There was grave anxiety for the morals of the whole nation. The city was growing too fast. By 1850 it had passed the half-million mark! The churches were not numerous enough to hold a quarter of the population, yet most of them were sparsely attended.

The American home was collapsing. Dr. Chirnside preached on the exalted cost of living, and stated that church weddings were on the decrease. The hotel was ruining the family. Rents were so exorbitant, servants so scarce and incompetent, that people were giving up the domesticity of the good old days.

Business detained the husband downtown, and he took his midday dinner at Sweeny’s or Delmonico’s, where he could have poultry or sirloin steak for a shilling and sixpence. And his wife and daughters, unwilling to eat alone, went to Weller’s or Taylor’s and had a fricandeau, an ice, or a meringue. Ladies’ saloons were numerous and magnificent and wives could buy ready-made meals there; so they forgot how to cook. The care of children no longer concerned them. Women were losing all the retiring charm that had hitherto given them their divine power over men.

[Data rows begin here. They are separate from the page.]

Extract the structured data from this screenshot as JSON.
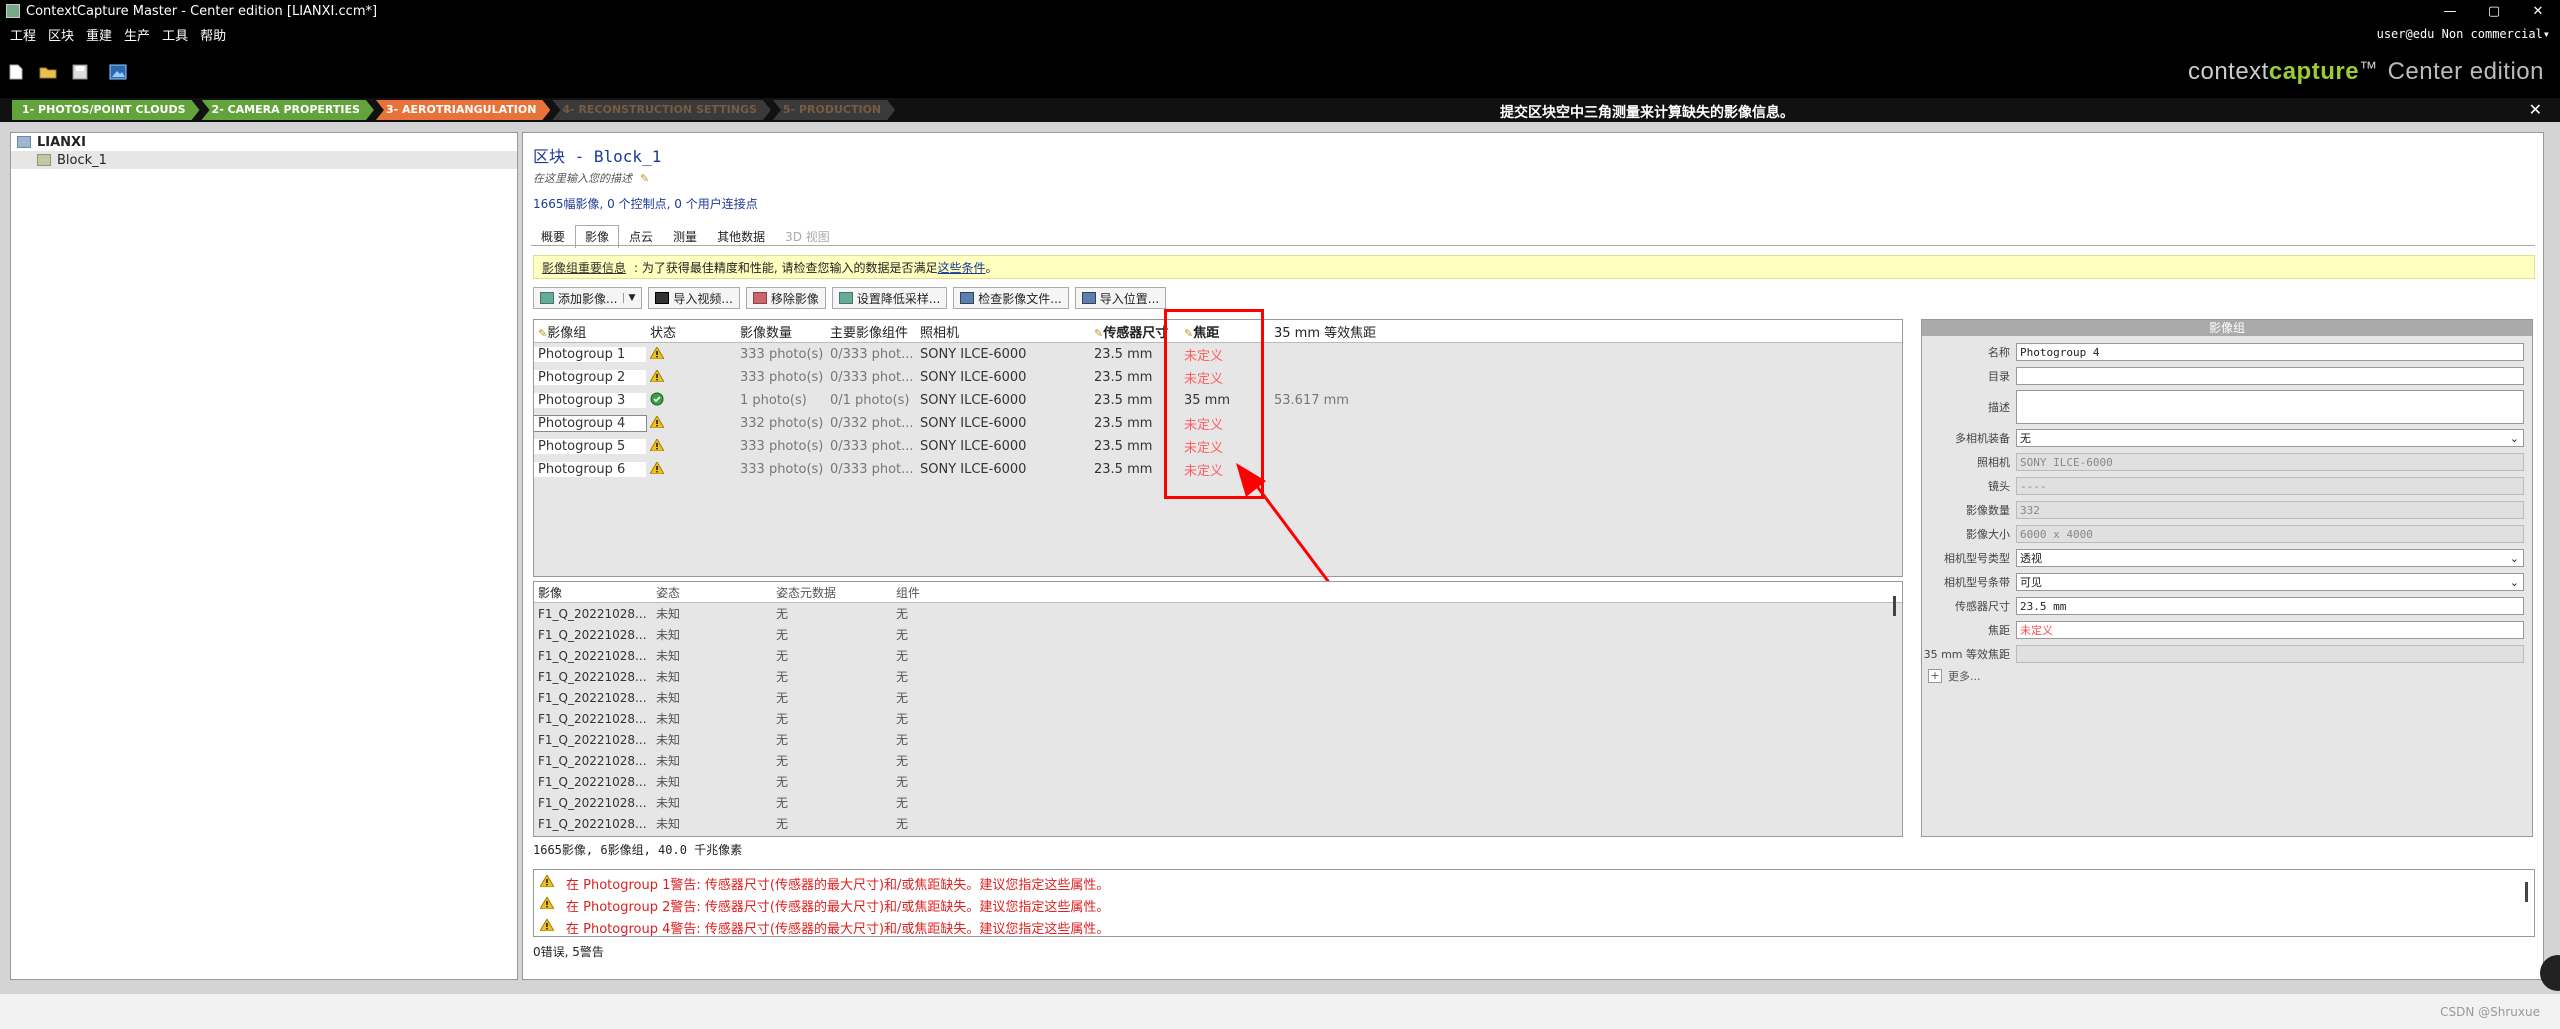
{
  "window": {
    "title": "ContextCapture Master - Center edition [LIANXI.ccm*]",
    "controls": [
      "—",
      "▢",
      "✕"
    ]
  },
  "menu": {
    "items": [
      "工程",
      "区块",
      "重建",
      "生产",
      "工具",
      "帮助"
    ],
    "user": "user@edu Non commercial▾"
  },
  "brand": {
    "context": "context",
    "capture": "capture",
    "tm": "™",
    "edition": "Center edition"
  },
  "steps": [
    {
      "label": "1- PHOTOS/POINT CLOUDS",
      "state": "done"
    },
    {
      "label": "2- CAMERA PROPERTIES",
      "state": "done"
    },
    {
      "label": "3- AEROTRIANGULATION",
      "state": "active"
    },
    {
      "label": "4- RECONSTRUCTION SETTINGS",
      "state": "todo"
    },
    {
      "label": "5- PRODUCTION",
      "state": "todo"
    }
  ],
  "step_hint": "提交区块空中三角测量来计算缺失的影像信息。",
  "tree": {
    "root": "LIANXI",
    "child": "Block_1"
  },
  "block": {
    "title": "区块 - Block_1",
    "description": "在这里输入您的描述",
    "summary": "1665幅影像, 0 个控制点, 0 个用户连接点"
  },
  "tabs": [
    "概要",
    "影像",
    "点云",
    "测量",
    "其他数据",
    "3D 视图"
  ],
  "infobar": {
    "lead": "影像组重要信息",
    "text": ": 为了获得最佳精度和性能, 请检查您输入的数据是否满足",
    "link": "这些条件",
    "tail": "。"
  },
  "actions": [
    "添加影像...",
    "导入视频...",
    "移除影像",
    "设置降低采样...",
    "检查影像文件...",
    "导入位置..."
  ],
  "photogroups": {
    "headers": {
      "name": "影像组",
      "status": "状态",
      "count": "影像数量",
      "main": "主要影像组件",
      "camera": "照相机",
      "sensor": "传感器尺寸",
      "focal": "焦距",
      "f35": "35 mm 等效焦距"
    },
    "rows": [
      {
        "name": "Photogroup 1",
        "status": "warn",
        "count": "333 photo(s)",
        "main": "0/333 phot...",
        "camera": "SONY ILCE-6000",
        "sensor": "23.5 mm",
        "focal": "未定义",
        "f35": ""
      },
      {
        "name": "Photogroup 2",
        "status": "warn",
        "count": "333 photo(s)",
        "main": "0/333 phot...",
        "camera": "SONY ILCE-6000",
        "sensor": "23.5 mm",
        "focal": "未定义",
        "f35": ""
      },
      {
        "name": "Photogroup 3",
        "status": "ok",
        "count": "1 photo(s)",
        "main": "0/1 photo(s)",
        "camera": "SONY ILCE-6000",
        "sensor": "23.5 mm",
        "focal": "35 mm",
        "f35": "53.617 mm"
      },
      {
        "name": "Photogroup 4",
        "status": "warn",
        "count": "332 photo(s)",
        "main": "0/332 phot...",
        "camera": "SONY ILCE-6000",
        "sensor": "23.5 mm",
        "focal": "未定义",
        "f35": ""
      },
      {
        "name": "Photogroup 5",
        "status": "warn",
        "count": "333 photo(s)",
        "main": "0/333 phot...",
        "camera": "SONY ILCE-6000",
        "sensor": "23.5 mm",
        "focal": "未定义",
        "f35": ""
      },
      {
        "name": "Photogroup 6",
        "status": "warn",
        "count": "333 photo(s)",
        "main": "0/333 phot...",
        "camera": "SONY ILCE-6000",
        "sensor": "23.5 mm",
        "focal": "未定义",
        "f35": ""
      }
    ]
  },
  "images": {
    "headers": {
      "name": "影像",
      "pose": "姿态",
      "meta": "姿态元数据",
      "comp": "组件"
    },
    "rows": [
      {
        "name": "F1_Q_20221028...",
        "pose": "未知",
        "meta": "无",
        "comp": "无"
      },
      {
        "name": "F1_Q_20221028...",
        "pose": "未知",
        "meta": "无",
        "comp": "无"
      },
      {
        "name": "F1_Q_20221028...",
        "pose": "未知",
        "meta": "无",
        "comp": "无"
      },
      {
        "name": "F1_Q_20221028...",
        "pose": "未知",
        "meta": "无",
        "comp": "无"
      },
      {
        "name": "F1_Q_20221028...",
        "pose": "未知",
        "meta": "无",
        "comp": "无"
      },
      {
        "name": "F1_Q_20221028...",
        "pose": "未知",
        "meta": "无",
        "comp": "无"
      },
      {
        "name": "F1_Q_20221028...",
        "pose": "未知",
        "meta": "无",
        "comp": "无"
      },
      {
        "name": "F1_Q_20221028...",
        "pose": "未知",
        "meta": "无",
        "comp": "无"
      },
      {
        "name": "F1_Q_20221028...",
        "pose": "未知",
        "meta": "无",
        "comp": "无"
      },
      {
        "name": "F1_Q_20221028...",
        "pose": "未知",
        "meta": "无",
        "comp": "无"
      },
      {
        "name": "F1_Q_20221028...",
        "pose": "未知",
        "meta": "无",
        "comp": "无"
      }
    ],
    "footer": "1665影像, 6影像组, 40.0 千兆像素"
  },
  "warnings": [
    "在 Photogroup 1警告: 传感器尺寸(传感器的最大尺寸)和/或焦距缺失。建议您指定这些属性。",
    "在 Photogroup 2警告: 传感器尺寸(传感器的最大尺寸)和/或焦距缺失。建议您指定这些属性。",
    "在 Photogroup 4警告: 传感器尺寸(传感器的最大尺寸)和/或焦距缺失。建议您指定这些属性。"
  ],
  "error_summary": "0错误, 5警告",
  "props": {
    "header": "影像组",
    "name_label": "名称",
    "name_value": "Photogroup 4",
    "dir_label": "目录",
    "dir_value": "",
    "desc_label": "描述",
    "desc_value": "",
    "rig_label": "多相机装备",
    "rig_value": "无",
    "camera_label": "照相机",
    "camera_value": "SONY ILCE-6000",
    "lens_label": "镜头",
    "lens_value": "----",
    "count_label": "影像数量",
    "count_value": "332",
    "size_label": "影像大小",
    "size_value": "6000 x 4000",
    "model_label": "相机型号类型",
    "model_value": "透视",
    "band_label": "相机型号条带",
    "band_value": "可见",
    "sensor_label": "传感器尺寸",
    "sensor_value": "23.5 mm",
    "focal_label": "焦距",
    "focal_value": "未定义",
    "f35_label": "35 mm 等效焦距",
    "f35_value": "",
    "more": "更多..."
  },
  "watermark": "CSDN @Shruxue",
  "colors": {
    "accent_green": "#63a33c",
    "accent_orange": "#e8733a",
    "annotation_red": "#ff0000",
    "undefined_text": "#ff6060"
  }
}
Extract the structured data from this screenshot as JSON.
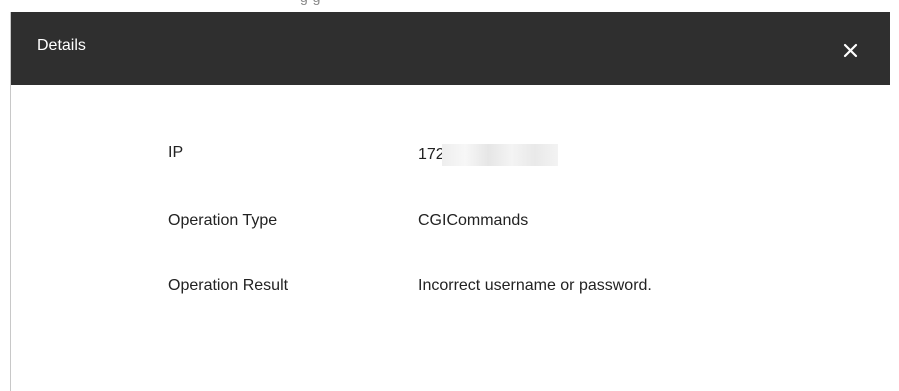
{
  "background_page": {
    "partial_text": "g                              g"
  },
  "dialog": {
    "title": "Details",
    "close_glyph": "✕",
    "rows": [
      {
        "label": "IP",
        "value": "172"
      },
      {
        "label": "Operation Type",
        "value": "CGICommands"
      },
      {
        "label": "Operation Result",
        "value": "Incorrect username or password."
      }
    ]
  },
  "colors": {
    "header_bg": "#2f2f2f",
    "header_text": "#ffffff",
    "body_bg": "#ffffff",
    "text": "#222222"
  }
}
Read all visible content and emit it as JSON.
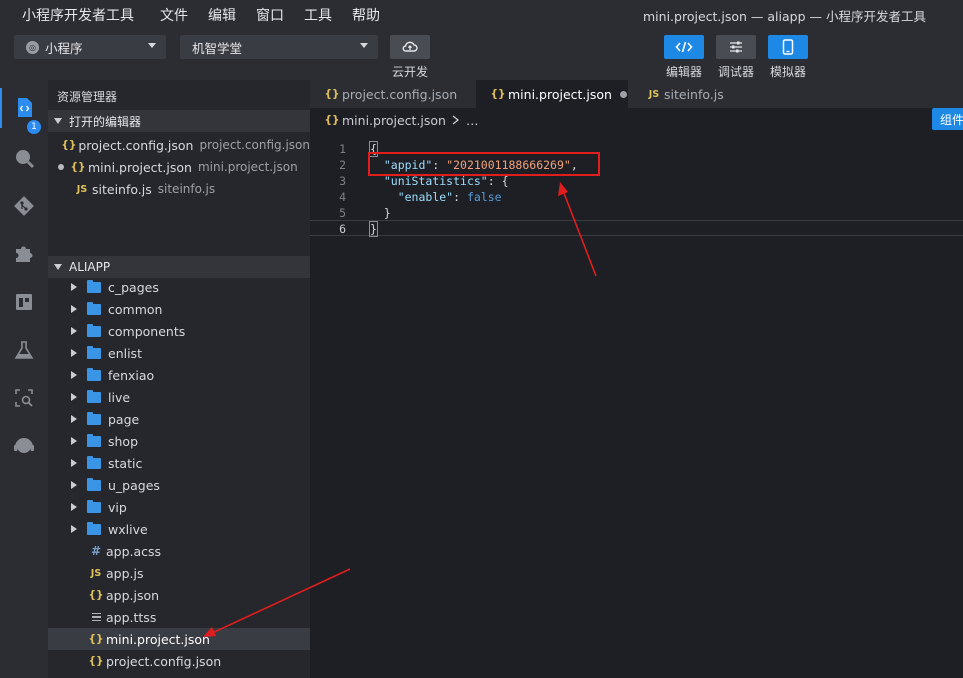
{
  "menubar": {
    "app": "小程序开发者工具",
    "items": [
      "文件",
      "编辑",
      "窗口",
      "工具",
      "帮助"
    ],
    "window_title": "mini.project.json — aliapp — 小程序开发者工具"
  },
  "toolbar": {
    "project_type": "小程序",
    "project_name": "机智学堂",
    "cloud_label": "云开发",
    "editor_label": "编辑器",
    "debugger_label": "调试器",
    "simulator_label": "模拟器"
  },
  "activity": {
    "badge": "1"
  },
  "sidebar": {
    "title": "资源管理器",
    "open_editors_header": "打开的编辑器",
    "open_editors": [
      {
        "name": "project.config.json",
        "path": "project.config.json"
      },
      {
        "name": "mini.project.json",
        "path": "mini.project.json"
      },
      {
        "name": "siteinfo.js",
        "path": "siteinfo.js"
      }
    ],
    "project_header": "ALIAPP",
    "folders": [
      "c_pages",
      "common",
      "components",
      "enlist",
      "fenxiao",
      "live",
      "page",
      "shop",
      "static",
      "u_pages",
      "vip",
      "wxlive"
    ],
    "files": [
      "app.acss",
      "app.js",
      "app.json",
      "app.ttss",
      "mini.project.json",
      "project.config.json"
    ]
  },
  "tabs": [
    "project.config.json",
    "mini.project.json",
    "siteinfo.js"
  ],
  "breadcrumb": {
    "file": "mini.project.json",
    "more": "…"
  },
  "component_button": "组件",
  "editor": {
    "line_numbers": [
      "1",
      "2",
      "3",
      "4",
      "5",
      "6"
    ],
    "open_brace": "{",
    "appid_key": "\"appid\"",
    "appid_value": "\"2021001188666269\"",
    "stats_key": "\"uniStatistics\"",
    "enable_key": "\"enable\"",
    "enable_value": "false",
    "inner_close": "}",
    "close_brace": "}"
  },
  "colors": {
    "accent": "#1e88e5",
    "highlight": "#e11d1d"
  }
}
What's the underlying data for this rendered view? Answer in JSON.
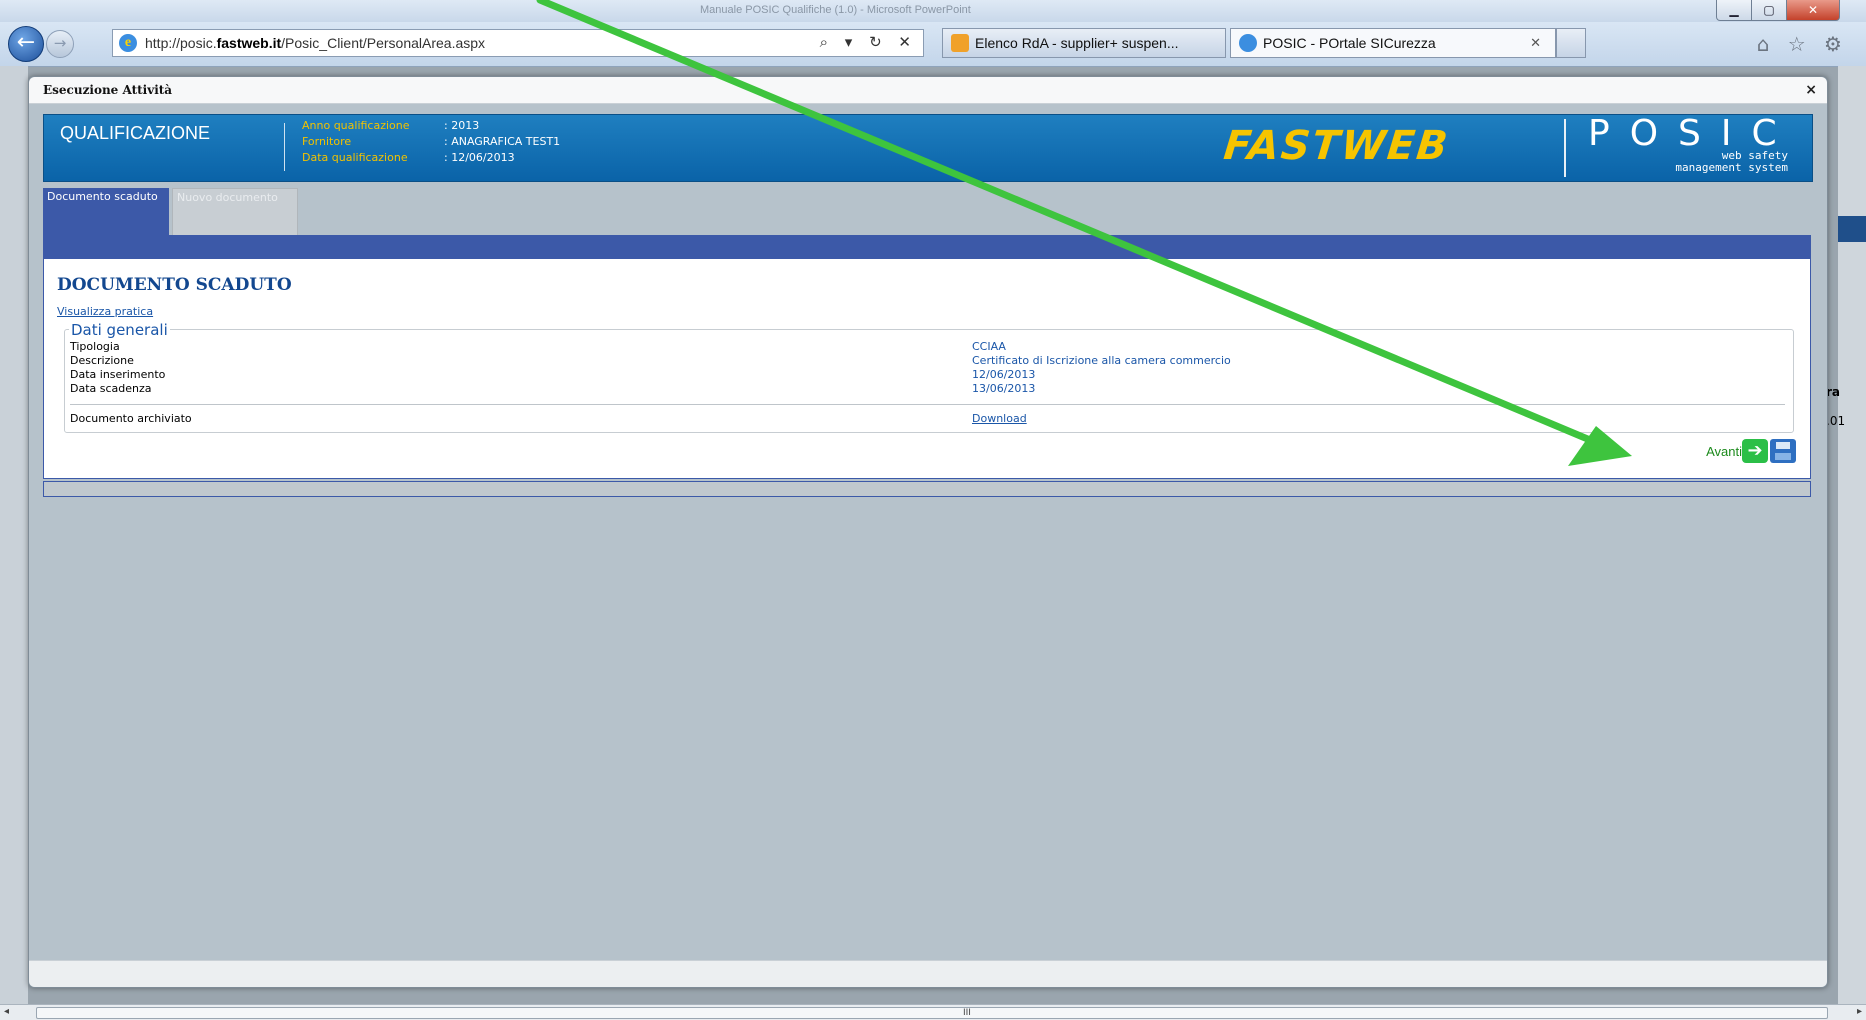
{
  "browser": {
    "window_title": "Manuale POSIC Qualifiche (1.0) - Microsoft PowerPoint",
    "url_prefix": "http://posic.",
    "url_domain": "fastweb.it",
    "url_path": "/Posic_Client/PersonalArea.aspx",
    "address_tools": "⌕ ▾ ↻ ✕",
    "tabs": [
      {
        "label": "Elenco RdA - supplier+ suspen..."
      },
      {
        "label": "POSIC - POrtale SICurezza"
      }
    ],
    "tab_close": "✕",
    "toolbar_icons": "⌂ ☆ ⚙"
  },
  "background_page": {
    "col_header": "ra",
    "cell_value": ".01"
  },
  "modal": {
    "title": "Esecuzione Attività",
    "close": "×",
    "banner": {
      "title": "QUALIFICAZIONE",
      "fields": [
        {
          "key": "Anno qualificazione",
          "value": ": 2013"
        },
        {
          "key": "Fornitore",
          "value": ": ANAGRAFICA TEST1"
        },
        {
          "key": "Data qualificazione",
          "value": ": 12/06/2013"
        }
      ],
      "fastweb_logo": "FASTWEB",
      "posic_logo": "POSIC",
      "posic_sub1": "web safety",
      "posic_sub2": "management system"
    },
    "tabs": [
      {
        "label": "Documento scaduto"
      },
      {
        "label": "Nuovo documento"
      }
    ],
    "content": {
      "heading": "DOCUMENTO SCADUTO",
      "link": "Visualizza pratica",
      "legend": "Dati generali",
      "rows": [
        {
          "label": "Tipologia",
          "value": "CCIAA"
        },
        {
          "label": "Descrizione",
          "value": "Certificato di Iscrizione alla camera commercio"
        },
        {
          "label": "Data inserimento",
          "value": "12/06/2013"
        },
        {
          "label": "Data scadenza",
          "value": "13/06/2013"
        }
      ],
      "archived_label": "Documento archiviato",
      "archived_link": "Download",
      "avanti": "Avanti"
    }
  },
  "scrollbar": {
    "left": "◂",
    "right": "▸",
    "grip": "III"
  },
  "colors": {
    "accent": "#3c59a8",
    "banner": "#0a63a8",
    "arrow": "#3ec43e",
    "fastweb_yellow": "#f6c400"
  },
  "icons": [
    "back-arrow-icon",
    "forward-arrow-icon",
    "ie-icon",
    "home-icon",
    "star-icon",
    "gear-icon",
    "next-arrow-icon",
    "save-icon"
  ]
}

The clergy bewailed the approaching collapse of a nation that had forgotten God—or had never remembered him. There was a movement afoot to amend the Constitution with an acknowledgment of the Deity and “take the stain of atheism from that all-important document.”

These were the Sunday thoughts.

In contrast were the Fourth of July thoughts, when the country sang its own hallelujahs and, like another deity, contentedly meditated its own perfections. On these occasions every American man was better than any foreigner, and American women were all saints.

And there were the Election Day moods, when the country split up into parties for a few weeks, and played tennis with mutual charges of corruption, thievery, treason. Then there was Christmas, when everybody loved everybody; and New Year’s Day, when everybody called on everybody and got a little drunk on good wishes and the toasts that went with them.

David RoBards had his personal seasons; his feast days and fast days in his own soul. Everybody treated him with respect as a man of unblemished life in a home of unsullied reputation.

Then Patty met him with a doleful word:

“We’ve got to give an At Home right away. Don’t stand staring! We’ve gone out dozens of times and accepted no end of hospitality. We simply must pay our debts.”